Mehrfamilienhaus-Wert berechnen

Beispiele, Einordnung & typische Szenarien

Mehrfamilienhaus-Wert berechnen

Beispiele, Einordnung & typische Szenarien

Konkrete Beispiele helfen dabei, die Bewertung eines Mehrfamilienhauses besser zu verstehen und ein Gefühl für Marktmechanismen zu entwickeln.

In der Praxis hängt der Wert stark von Lage, Mieteinnahmen, Zustand und Entwicklungspotenzial ab.
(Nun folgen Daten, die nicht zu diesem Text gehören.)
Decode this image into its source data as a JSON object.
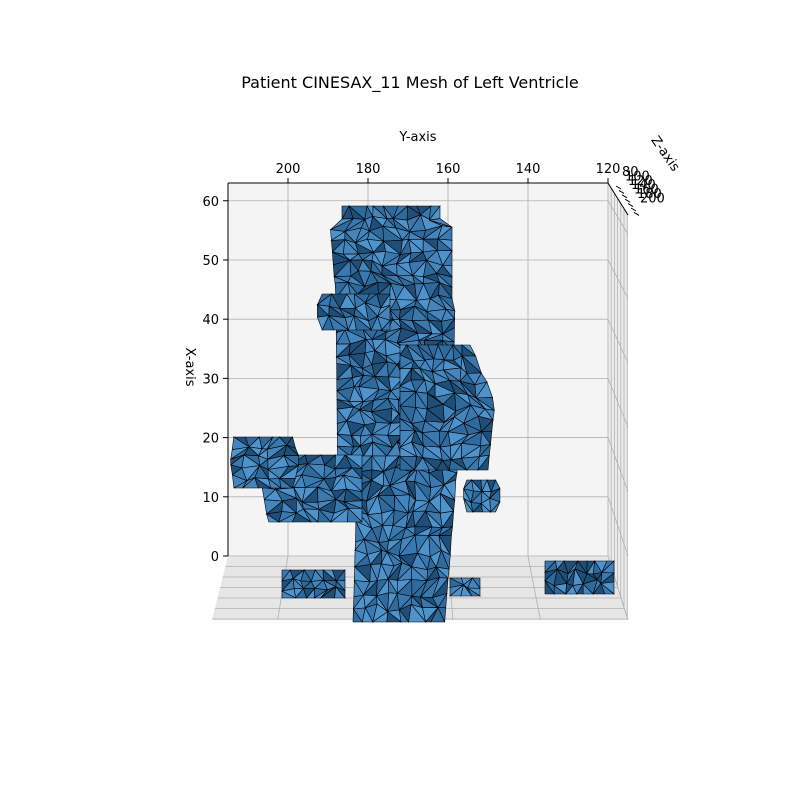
{
  "chart_data": {
    "type": "surface3d",
    "title": "Patient CINESAX_11 Mesh of Left Ventricle",
    "xlabel": "X-axis",
    "ylabel": "Y-axis",
    "zlabel": "Z-axis",
    "xticks": [
      "0",
      "10",
      "20",
      "30",
      "40",
      "50",
      "60"
    ],
    "yticks": [
      "200",
      "180",
      "160",
      "140",
      "120"
    ],
    "zticks": [
      "80",
      "100",
      "120",
      "140",
      "160",
      "180",
      "200"
    ],
    "xlim": [
      0,
      63
    ],
    "ylim": [
      215,
      120
    ],
    "zlim": [
      80,
      200
    ],
    "grid": true,
    "colors": {
      "face": "#3a78b0",
      "face_light": "#4f93cc",
      "face_dark": "#1f4f78",
      "edge": "#000000",
      "pane": "#f2f2f2",
      "grid": "#b0b0b0"
    },
    "blobs": [
      {
        "y": [
          183,
          155
        ],
        "x": [
          0,
          61
        ],
        "kind": "column"
      },
      {
        "y": [
          166,
          145
        ],
        "x": [
          9,
          36
        ],
        "kind": "side"
      },
      {
        "y": [
          190,
          170
        ],
        "x": [
          40,
          45
        ],
        "kind": "lip"
      },
      {
        "y": [
          212,
          198
        ],
        "x": [
          14,
          21
        ],
        "kind": "blob"
      },
      {
        "y": [
          200,
          178
        ],
        "x": [
          7,
          16
        ],
        "kind": "blob"
      },
      {
        "y": [
          157,
          146
        ],
        "x": [
          8,
          13
        ],
        "kind": "blob"
      },
      {
        "y": [
          136,
          124
        ],
        "x": [
          -6,
          -1
        ],
        "kind": "blob"
      }
    ]
  }
}
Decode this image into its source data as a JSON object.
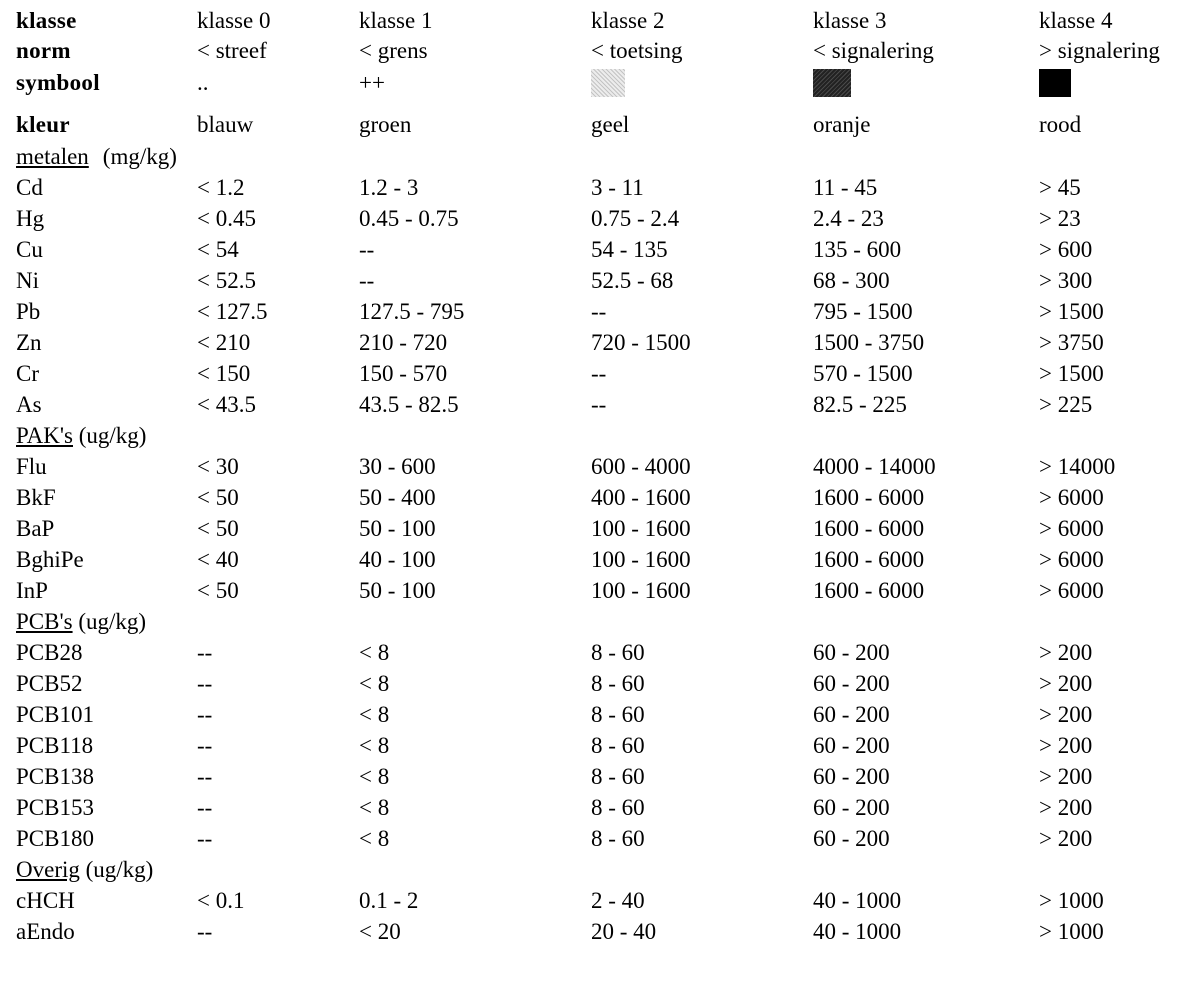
{
  "header": {
    "klasse": [
      "klasse",
      "klasse 0",
      "klasse 1",
      "klasse 2",
      "klasse 3",
      "klasse 4"
    ],
    "norm": [
      "norm",
      "< streef",
      "< grens",
      "< toetsing",
      "< signalering",
      "> signalering"
    ],
    "symbool": {
      "label": "symbool",
      "klasse0": "..",
      "klasse1": "++",
      "klasse2_swatch": "light-gray-dotted-pattern",
      "klasse3_swatch": "dark-gray-dotted-pattern",
      "klasse4_swatch": "solid-black"
    },
    "kleur": [
      "kleur",
      "blauw",
      "groen",
      "geel",
      "oranje",
      "rood"
    ]
  },
  "sections": [
    {
      "name": "metalen",
      "unit": "(mg/kg)",
      "rows": [
        [
          "Cd",
          "< 1.2",
          "1.2 - 3",
          "3 - 11",
          "11 - 45",
          "> 45"
        ],
        [
          "Hg",
          "< 0.45",
          "0.45 - 0.75",
          "0.75 - 2.4",
          "2.4 - 23",
          "> 23"
        ],
        [
          "Cu",
          "< 54",
          "--",
          "54 - 135",
          "135 - 600",
          "> 600"
        ],
        [
          "Ni",
          "< 52.5",
          "--",
          "52.5 - 68",
          "68 - 300",
          "> 300"
        ],
        [
          "Pb",
          "< 127.5",
          "127.5 - 795",
          "--",
          "795 - 1500",
          "> 1500"
        ],
        [
          "Zn",
          "< 210",
          "210 - 720",
          "720 - 1500",
          "1500 - 3750",
          "> 3750"
        ],
        [
          "Cr",
          "< 150",
          "150 - 570",
          "--",
          "570 - 1500",
          "> 1500"
        ],
        [
          "As",
          "< 43.5",
          "43.5 - 82.5",
          "--",
          "82.5 - 225",
          "> 225"
        ]
      ]
    },
    {
      "name": "PAK's",
      "unit": "(ug/kg)",
      "rows": [
        [
          "Flu",
          "< 30",
          "30 - 600",
          "600 - 4000",
          "4000 - 14000",
          "> 14000"
        ],
        [
          "BkF",
          "< 50",
          "50 - 400",
          "400 - 1600",
          "1600 - 6000",
          "> 6000"
        ],
        [
          "BaP",
          "< 50",
          "50 - 100",
          "100 - 1600",
          "1600 - 6000",
          "> 6000"
        ],
        [
          "BghiPe",
          "< 40",
          "40 - 100",
          "100 - 1600",
          "1600 - 6000",
          "> 6000"
        ],
        [
          "InP",
          "< 50",
          "50 - 100",
          "100 - 1600",
          "1600 - 6000",
          "> 6000"
        ]
      ]
    },
    {
      "name": "PCB's",
      "unit": "(ug/kg)",
      "rows": [
        [
          "PCB28",
          "--",
          "< 8",
          "8 - 60",
          "60 - 200",
          "> 200"
        ],
        [
          "PCB52",
          "--",
          "< 8",
          "8 - 60",
          "60 - 200",
          "> 200"
        ],
        [
          "PCB101",
          "--",
          "< 8",
          "8 - 60",
          "60 - 200",
          "> 200"
        ],
        [
          "PCB118",
          "--",
          "< 8",
          "8 - 60",
          "60 - 200",
          "> 200"
        ],
        [
          "PCB138",
          "--",
          "< 8",
          "8 - 60",
          "60 - 200",
          "> 200"
        ],
        [
          "PCB153",
          "--",
          "< 8",
          "8 - 60",
          "60 - 200",
          "> 200"
        ],
        [
          "PCB180",
          "--",
          "< 8",
          "8 - 60",
          "60 - 200",
          "> 200"
        ]
      ]
    },
    {
      "name": "Overig",
      "unit": "(ug/kg)",
      "rows": [
        [
          "cHCH",
          "< 0.1",
          "0.1 - 2",
          "2 - 40",
          "40 - 1000",
          "> 1000"
        ],
        [
          "aEndo",
          "--",
          "< 20",
          "20 - 40",
          "40 - 1000",
          "> 1000"
        ]
      ]
    }
  ]
}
Bereits kleine Veränderungen können erhebliche Auswirkungen auf den Immobilienwert haben.

Die folgenden Beispiele zeigen typische Szenarien und erläutern die Hintergründe.

00 – Inhalt


01 – Beispiel 1: Gute Lage, stabil vermietet


Jahresnettokaltmiete: 150.000 €

Faktor: 20

Wert: 3.000.000 €

Einordnung:

Dieses Beispiel steht für ein klassisches Core-Investment:

  • stabile Mieterstruktur
  • gute Lage
  • geringer Leerstand
  • kaum kurzfristiger Handlungsbedarf

Der hohe Faktor spiegelt die geringe Risikowahrnehmung und hohe Nachfrage wider.
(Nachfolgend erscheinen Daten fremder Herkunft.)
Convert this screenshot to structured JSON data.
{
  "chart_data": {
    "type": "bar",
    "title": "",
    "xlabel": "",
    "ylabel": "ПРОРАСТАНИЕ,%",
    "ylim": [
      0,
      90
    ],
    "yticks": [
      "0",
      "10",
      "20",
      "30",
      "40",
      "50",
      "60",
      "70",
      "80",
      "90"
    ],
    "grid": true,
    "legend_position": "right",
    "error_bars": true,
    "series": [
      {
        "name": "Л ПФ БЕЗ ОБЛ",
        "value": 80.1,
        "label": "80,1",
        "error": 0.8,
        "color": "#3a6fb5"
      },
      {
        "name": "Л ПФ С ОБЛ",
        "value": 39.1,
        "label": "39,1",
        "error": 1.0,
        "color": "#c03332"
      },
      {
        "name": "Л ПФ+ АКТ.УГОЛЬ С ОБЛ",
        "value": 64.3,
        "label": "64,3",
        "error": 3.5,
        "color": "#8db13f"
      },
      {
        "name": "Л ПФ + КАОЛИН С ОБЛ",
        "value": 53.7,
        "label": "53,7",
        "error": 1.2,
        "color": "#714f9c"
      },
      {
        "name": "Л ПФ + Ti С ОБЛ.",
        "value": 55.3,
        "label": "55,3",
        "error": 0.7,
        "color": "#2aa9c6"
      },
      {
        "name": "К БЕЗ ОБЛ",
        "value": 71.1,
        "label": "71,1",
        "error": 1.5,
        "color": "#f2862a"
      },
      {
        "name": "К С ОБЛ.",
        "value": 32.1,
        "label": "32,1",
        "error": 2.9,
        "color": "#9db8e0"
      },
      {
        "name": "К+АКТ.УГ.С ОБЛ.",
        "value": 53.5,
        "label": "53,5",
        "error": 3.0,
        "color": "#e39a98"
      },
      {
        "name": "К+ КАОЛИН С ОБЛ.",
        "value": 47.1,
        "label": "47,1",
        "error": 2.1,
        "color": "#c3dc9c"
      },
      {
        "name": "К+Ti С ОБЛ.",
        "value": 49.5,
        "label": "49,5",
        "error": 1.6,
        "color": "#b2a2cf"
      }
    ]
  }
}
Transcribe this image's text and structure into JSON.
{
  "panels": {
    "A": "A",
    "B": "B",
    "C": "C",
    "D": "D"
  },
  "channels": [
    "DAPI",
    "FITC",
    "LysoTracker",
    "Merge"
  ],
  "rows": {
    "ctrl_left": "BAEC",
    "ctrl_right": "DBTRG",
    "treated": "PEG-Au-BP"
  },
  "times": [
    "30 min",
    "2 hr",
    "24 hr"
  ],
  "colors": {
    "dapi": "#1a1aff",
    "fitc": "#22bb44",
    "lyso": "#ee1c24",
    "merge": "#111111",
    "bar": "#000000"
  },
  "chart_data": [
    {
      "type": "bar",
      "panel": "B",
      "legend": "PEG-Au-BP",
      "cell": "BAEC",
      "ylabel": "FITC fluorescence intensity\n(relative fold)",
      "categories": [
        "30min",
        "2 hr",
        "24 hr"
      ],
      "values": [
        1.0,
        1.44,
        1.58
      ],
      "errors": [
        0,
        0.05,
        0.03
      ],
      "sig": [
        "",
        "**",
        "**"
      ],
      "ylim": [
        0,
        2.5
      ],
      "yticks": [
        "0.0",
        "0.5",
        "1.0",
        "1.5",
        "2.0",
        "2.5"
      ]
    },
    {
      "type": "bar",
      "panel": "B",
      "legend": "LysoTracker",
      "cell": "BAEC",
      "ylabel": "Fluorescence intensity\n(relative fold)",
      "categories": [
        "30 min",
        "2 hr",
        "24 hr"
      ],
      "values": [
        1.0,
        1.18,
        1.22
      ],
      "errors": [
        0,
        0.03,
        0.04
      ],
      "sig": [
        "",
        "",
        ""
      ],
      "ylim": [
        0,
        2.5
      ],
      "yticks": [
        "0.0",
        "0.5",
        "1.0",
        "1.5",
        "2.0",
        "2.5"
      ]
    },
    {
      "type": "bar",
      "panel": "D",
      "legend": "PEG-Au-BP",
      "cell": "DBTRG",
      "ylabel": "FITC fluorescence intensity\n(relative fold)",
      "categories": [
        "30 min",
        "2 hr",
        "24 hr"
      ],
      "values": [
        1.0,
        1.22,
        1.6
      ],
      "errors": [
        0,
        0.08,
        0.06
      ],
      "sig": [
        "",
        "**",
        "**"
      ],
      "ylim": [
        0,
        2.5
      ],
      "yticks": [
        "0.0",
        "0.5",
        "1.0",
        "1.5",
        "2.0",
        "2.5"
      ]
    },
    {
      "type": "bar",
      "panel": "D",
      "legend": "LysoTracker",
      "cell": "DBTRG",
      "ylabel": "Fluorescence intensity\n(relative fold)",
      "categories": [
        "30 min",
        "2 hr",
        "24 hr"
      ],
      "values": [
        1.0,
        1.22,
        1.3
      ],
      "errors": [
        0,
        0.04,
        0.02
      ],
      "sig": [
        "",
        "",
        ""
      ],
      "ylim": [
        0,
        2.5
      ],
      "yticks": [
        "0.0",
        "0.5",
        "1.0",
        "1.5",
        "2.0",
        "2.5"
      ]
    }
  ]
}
02 – Beispiel 2: Durchschnittliche Lage


Jahresnettokaltmiete: 120.000 €

Faktor: 16

Wert: 1.920.000 €

Einordnung:

Hier handelt es sich um ein typisches Bestandsobjekt:

  • solide Vermietung
  • durchschnittliche Lage
  • moderater Instandhaltungsbedarf

Der Faktor liegt im mittleren Bereich und zeigt ein ausgewogenes Verhältnis von Risiko und Rendite.

03 – Beispiel 3: Sanierungsbedürftiges Objekt


Jahresnettokaltmiete: 100.000 €

Faktor: 12

Wert: 1.200.000 €

Einordnung:

Dieses Beispiel verdeutlicht den Einfluss des Zustands:

  • hoher Sanierungsbedarf
  • mögliche Leerstände
  • erhöhte Unsicherheit

Der Abschlag beim Faktor reflektiert die notwendigen Investitionen und Risiken.

04 – Beispiel 4: Objekt mit Entwicklungspotenzial


aktuelle Miete: 90.000 €

potenzielle Miete: 120.000 €

Faktor: 18

Wert: 1.620.000 €

Einordnung:

Hier ist die Ist-Situation nicht ausschlaggebend:

  • unterdurchschnittliche Mieten
  • Entwicklungspotenzial vorhanden
  • Investoren kalkulieren zukünftige Erträge

Der Wert kann – je nach Strategie – deutlich über dem Ist-Zustand liegen.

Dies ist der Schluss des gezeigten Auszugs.